We also see that individual cells move significantly less, providing more granular data compared to previous wound healing assay findings (Liu et al. 2016; Han et al. 2019). Decreased migration in individual cells is another key anti-tumorigenic characteristic.

Finally, cell invasion is reduced after pre-miR-218 overexpression. This supports ongoing debate between some studies reporting reduced metastatic ability in miR-218 overexpressing cells (Yang et al. 2012; Han et al. 2019), while others demonstrated increased bone metastasis formation in miR-218 high-expressing tumors (Hassan et al. 2012; Taipaleenmäki et al. 2016).

Combined miR-218 overexpression and EGFR knockdown sensitize cells to irradiation

We found miR-218 decreased after irradiation, while EGFR levels increased. We believe that both expression changes indicate induced DNA damage repair or resistance to radiotherapy. We subsequently targeted both expression changes in vitro. In line with previous literature (Hu et al. 2019) we found that miR-218 overexpression sensitized cells to irradiation. EGFR itself is also known to be a marker of radioresistance (Gee and Nicholson 2003). Interestingly, cell survival after radiotherapy was additionally reduced if miR-218 overexpression was combined with artificial EGFR knockdown. The combination of both treatments seems to most effectively reduce radioresistance, underlining the synergistic function of EGFR downregulation and miR-218 overexpression.

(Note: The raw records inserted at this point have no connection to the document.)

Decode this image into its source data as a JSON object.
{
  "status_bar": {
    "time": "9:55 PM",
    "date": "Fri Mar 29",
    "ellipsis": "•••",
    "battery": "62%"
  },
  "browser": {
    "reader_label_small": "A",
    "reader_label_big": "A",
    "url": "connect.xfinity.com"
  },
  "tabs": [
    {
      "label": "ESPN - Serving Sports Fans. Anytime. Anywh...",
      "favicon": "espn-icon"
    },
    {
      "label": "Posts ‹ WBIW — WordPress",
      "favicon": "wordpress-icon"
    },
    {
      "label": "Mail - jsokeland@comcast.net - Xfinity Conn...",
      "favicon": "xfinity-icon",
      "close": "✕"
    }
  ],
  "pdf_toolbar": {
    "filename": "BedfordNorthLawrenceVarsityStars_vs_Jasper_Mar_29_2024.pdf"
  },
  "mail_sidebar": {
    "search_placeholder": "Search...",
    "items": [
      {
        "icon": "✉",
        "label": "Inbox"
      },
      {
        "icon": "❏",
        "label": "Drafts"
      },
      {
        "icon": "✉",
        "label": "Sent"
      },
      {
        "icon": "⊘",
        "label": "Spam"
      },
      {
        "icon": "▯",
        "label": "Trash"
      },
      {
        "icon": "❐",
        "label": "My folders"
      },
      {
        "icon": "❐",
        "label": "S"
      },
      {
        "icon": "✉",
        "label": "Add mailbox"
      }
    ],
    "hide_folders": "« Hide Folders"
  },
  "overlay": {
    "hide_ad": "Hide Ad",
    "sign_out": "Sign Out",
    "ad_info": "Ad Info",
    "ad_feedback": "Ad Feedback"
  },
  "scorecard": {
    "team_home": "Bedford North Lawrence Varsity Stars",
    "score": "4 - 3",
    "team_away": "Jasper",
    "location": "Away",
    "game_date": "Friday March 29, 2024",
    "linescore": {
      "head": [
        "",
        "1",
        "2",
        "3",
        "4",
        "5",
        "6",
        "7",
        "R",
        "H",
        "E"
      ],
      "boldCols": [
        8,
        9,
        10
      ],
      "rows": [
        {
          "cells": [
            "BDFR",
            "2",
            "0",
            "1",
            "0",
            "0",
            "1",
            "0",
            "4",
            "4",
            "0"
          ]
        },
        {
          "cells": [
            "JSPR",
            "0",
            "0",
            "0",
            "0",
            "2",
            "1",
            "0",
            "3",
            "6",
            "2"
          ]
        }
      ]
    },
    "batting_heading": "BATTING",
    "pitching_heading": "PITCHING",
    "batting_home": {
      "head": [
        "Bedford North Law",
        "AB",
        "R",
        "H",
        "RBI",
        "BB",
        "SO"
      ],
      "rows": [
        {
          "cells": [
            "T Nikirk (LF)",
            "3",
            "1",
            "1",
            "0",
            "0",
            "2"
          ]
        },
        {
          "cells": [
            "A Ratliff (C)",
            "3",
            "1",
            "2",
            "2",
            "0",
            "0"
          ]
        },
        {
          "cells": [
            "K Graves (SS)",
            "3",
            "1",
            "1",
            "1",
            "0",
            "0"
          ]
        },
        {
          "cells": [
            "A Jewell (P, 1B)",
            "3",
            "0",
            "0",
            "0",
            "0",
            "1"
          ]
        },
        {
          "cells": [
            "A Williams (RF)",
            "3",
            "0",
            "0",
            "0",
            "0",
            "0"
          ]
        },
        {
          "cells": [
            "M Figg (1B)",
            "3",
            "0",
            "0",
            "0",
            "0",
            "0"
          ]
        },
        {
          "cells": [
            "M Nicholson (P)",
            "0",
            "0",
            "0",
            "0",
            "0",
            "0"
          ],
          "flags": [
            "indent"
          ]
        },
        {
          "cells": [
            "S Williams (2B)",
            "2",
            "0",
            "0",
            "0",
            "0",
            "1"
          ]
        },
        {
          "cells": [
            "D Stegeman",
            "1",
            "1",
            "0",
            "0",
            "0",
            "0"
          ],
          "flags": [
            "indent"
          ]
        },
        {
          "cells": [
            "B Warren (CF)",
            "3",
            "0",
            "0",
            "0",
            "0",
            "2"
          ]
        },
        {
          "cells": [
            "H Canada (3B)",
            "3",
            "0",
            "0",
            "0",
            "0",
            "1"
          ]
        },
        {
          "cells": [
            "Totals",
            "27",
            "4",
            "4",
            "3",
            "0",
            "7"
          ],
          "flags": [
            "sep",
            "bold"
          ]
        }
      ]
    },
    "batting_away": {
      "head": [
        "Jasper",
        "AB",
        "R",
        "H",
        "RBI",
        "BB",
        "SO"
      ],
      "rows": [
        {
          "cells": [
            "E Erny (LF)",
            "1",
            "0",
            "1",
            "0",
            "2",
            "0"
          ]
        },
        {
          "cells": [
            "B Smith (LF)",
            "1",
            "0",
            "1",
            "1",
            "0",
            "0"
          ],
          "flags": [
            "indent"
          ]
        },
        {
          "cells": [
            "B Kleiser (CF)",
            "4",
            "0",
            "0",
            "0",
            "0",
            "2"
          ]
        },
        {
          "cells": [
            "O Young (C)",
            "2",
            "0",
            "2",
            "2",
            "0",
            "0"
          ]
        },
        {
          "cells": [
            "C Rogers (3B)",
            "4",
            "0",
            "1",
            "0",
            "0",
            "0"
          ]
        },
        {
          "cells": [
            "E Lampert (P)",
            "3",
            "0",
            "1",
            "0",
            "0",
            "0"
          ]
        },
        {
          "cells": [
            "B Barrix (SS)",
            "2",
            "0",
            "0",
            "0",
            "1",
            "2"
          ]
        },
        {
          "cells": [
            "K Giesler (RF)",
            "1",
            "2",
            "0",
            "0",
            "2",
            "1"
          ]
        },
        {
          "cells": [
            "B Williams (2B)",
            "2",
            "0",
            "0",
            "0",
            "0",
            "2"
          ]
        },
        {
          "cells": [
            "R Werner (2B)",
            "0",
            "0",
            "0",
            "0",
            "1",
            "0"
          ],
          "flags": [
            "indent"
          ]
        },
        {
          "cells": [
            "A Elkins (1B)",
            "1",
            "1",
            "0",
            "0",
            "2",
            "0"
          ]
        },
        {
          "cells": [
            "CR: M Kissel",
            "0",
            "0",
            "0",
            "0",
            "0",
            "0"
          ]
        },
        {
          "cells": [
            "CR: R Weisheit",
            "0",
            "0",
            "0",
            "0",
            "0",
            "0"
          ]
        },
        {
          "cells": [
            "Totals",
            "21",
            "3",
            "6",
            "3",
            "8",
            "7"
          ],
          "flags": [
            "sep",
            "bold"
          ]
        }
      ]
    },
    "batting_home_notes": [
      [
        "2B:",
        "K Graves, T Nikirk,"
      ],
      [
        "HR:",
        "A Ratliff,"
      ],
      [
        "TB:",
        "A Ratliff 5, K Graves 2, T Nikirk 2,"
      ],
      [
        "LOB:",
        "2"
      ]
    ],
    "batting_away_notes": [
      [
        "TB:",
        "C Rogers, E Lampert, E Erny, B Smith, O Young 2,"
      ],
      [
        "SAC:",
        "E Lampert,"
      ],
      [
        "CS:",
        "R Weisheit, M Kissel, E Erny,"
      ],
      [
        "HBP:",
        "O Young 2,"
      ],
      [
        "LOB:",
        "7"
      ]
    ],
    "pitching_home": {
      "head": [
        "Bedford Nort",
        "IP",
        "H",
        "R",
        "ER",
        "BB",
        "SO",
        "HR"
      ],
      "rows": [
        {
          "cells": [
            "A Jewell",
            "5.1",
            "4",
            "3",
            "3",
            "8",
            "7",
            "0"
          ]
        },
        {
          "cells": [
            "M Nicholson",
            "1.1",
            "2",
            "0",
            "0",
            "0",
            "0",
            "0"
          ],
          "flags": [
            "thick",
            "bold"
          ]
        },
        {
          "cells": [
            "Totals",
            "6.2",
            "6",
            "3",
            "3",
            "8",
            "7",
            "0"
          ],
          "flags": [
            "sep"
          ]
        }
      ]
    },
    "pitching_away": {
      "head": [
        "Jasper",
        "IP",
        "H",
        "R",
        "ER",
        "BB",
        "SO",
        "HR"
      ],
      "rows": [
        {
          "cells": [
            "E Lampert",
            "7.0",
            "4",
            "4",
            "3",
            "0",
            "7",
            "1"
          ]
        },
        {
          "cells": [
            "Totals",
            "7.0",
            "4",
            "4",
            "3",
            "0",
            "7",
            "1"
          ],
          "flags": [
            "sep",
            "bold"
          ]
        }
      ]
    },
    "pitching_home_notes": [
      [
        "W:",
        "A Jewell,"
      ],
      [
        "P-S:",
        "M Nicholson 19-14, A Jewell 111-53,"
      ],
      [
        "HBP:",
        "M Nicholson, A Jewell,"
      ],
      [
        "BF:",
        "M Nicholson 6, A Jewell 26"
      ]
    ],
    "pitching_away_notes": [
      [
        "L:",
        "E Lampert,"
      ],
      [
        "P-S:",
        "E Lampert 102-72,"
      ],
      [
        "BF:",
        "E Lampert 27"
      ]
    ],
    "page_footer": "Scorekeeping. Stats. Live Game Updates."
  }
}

There are some limitations to this study. First, not all experiments were performed in two different breast cancer cell lines. However, key mechanistic experiments relied on data from two cell lines. Second, we did not specifically investigate EGFR-mutant cancers and are thus unable to draw conclusions regarding this group. Third, while some data relies on primary patient data, the larger part of this study is limited to in vitro experimentation in TNBC cell lines, necessitating future in vivo confirmation. Fourth, we used the miRVana kit for all micro RNA qPCR analyses while the mRNA analyses were consistently performed with a different isolation kit. Future studies should consider using a single kit for miRNA and mRNA isolation, thus streamlining the workflow. Finally, the choice of housekeeping gene remains controversial. Our choices, RNU6B for micro RNA (Gee et al. 2011), especially in combination with use of the miRVana kit (Schindler et al. 2018), and HPRT for mRNA (De Kok et al. 2005) remain well-supported in the literature. However, there is no consensus regarding the optimal housekeeping gene for qPCR analyses and discussions are ongoing (Gorji-Bahri et al. 2021; Veryaskina et al. 2022).

Conclusion

In the present study, we show that miR-218 and EGFR are inversely correlated in primary triple-negative breast cancer samples and cell lines. We subsequently demonstrate that miR-218 directly targets the Epidermal Growth Factor Receptor (EGFR) and results in increased mitotic catastrophes while cell dry mass and motility decrease. Finally, we demonstrate that miR-218 upregulation and EGFR knockdown both support radiosensitization, underlining the therapeutic relevance of the miR-218/EGFR pathway.